The 2019 Good Tech Awards

Pear Therapeutics, another Boston outfit, makes “digital therapeutics” — essentially apps that use cognitive behavioral therapy techniques to help recovering addicts stick with their treatment programs. Its anti-opioid program, Reset-O, was cleared by the Food and Drug Administration late last year and can now be prescribed by doctors in conjunction with other treatments.

To Lemontree, Goodr and Propel, for helping feed the hungry.

Lemontree, a nonprofit food-delivery app based in New York, was started by Alex Godin, an entrepreneur who sold a workplace collaboration start-up to Meetup several years ago. The company sells Blue Apron-style meal kits to low-income families for $3 apiece. Meal kits are packed by volunteers, and they can be bought with food stamps.

Goodr, described by its founder, Jasmine Crowe, as a “food delivery app in reverse,” is a platform based in Atlanta that helps save some of the 72 billion pounds of food wasted in the United States every year and give it to people in need. Restaurants sign up on the site to have their excess food picked up and donated to local nonprofits and homeless shelters. Goodr operates in six cities, including Chicago, Miami and Philadelphia, and says it has diverted 2.1 million pounds of food and provided 1.8 million meals since 2017.

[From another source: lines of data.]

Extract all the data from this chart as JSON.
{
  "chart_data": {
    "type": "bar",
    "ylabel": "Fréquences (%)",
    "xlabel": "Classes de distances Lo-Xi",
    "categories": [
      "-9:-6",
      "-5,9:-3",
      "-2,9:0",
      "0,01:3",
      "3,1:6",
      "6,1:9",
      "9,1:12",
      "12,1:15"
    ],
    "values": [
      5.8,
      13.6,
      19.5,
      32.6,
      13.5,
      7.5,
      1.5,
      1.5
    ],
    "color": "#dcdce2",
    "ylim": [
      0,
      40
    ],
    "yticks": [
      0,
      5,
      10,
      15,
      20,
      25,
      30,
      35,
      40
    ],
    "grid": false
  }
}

Propel, a Brooklyn start-up, is the creator of Fresh EBT, a popular app that helps low-income users manage their food stamps and other benefits. After doing battle with a larger government contractor last year, Propel recovered this year and says more than two million households use it every month.

To Pinterest, for taking a stand against social media toxicity.

When you think of Pinterest, you probably picture mood boards, D.I.Y. hacks and mommy-bloggers. But the social network spent much of 2019 doing the kinds of tough, principled work that its bigger rivals often neglected.

In August, the company announced that users searching for vaccine-related information would be shown results from authoritative sources like the World Health Organization and the Centers for Disease Control and Prevention, rather than being led down rabbit holes filled with misinformation. The company also introduced a “compassionate search” experience, which offers mental health advice and exercises to users whose behavior indicates they might be feeling anxious or depressed, such as people who search for things like “sad quotes” or who look up terms relating to self-harm. And in December, Pinterest joined other wedding websites in announcing that it would limit the promotion of wedding venues that were once slave plantations.

Pinterest hasn’t always operated flawlessly. But while its competitors were giving grandiose speeches and supplicating at the White House, the company’s content-moderation choices stood out as an example of a social network with a moral compass.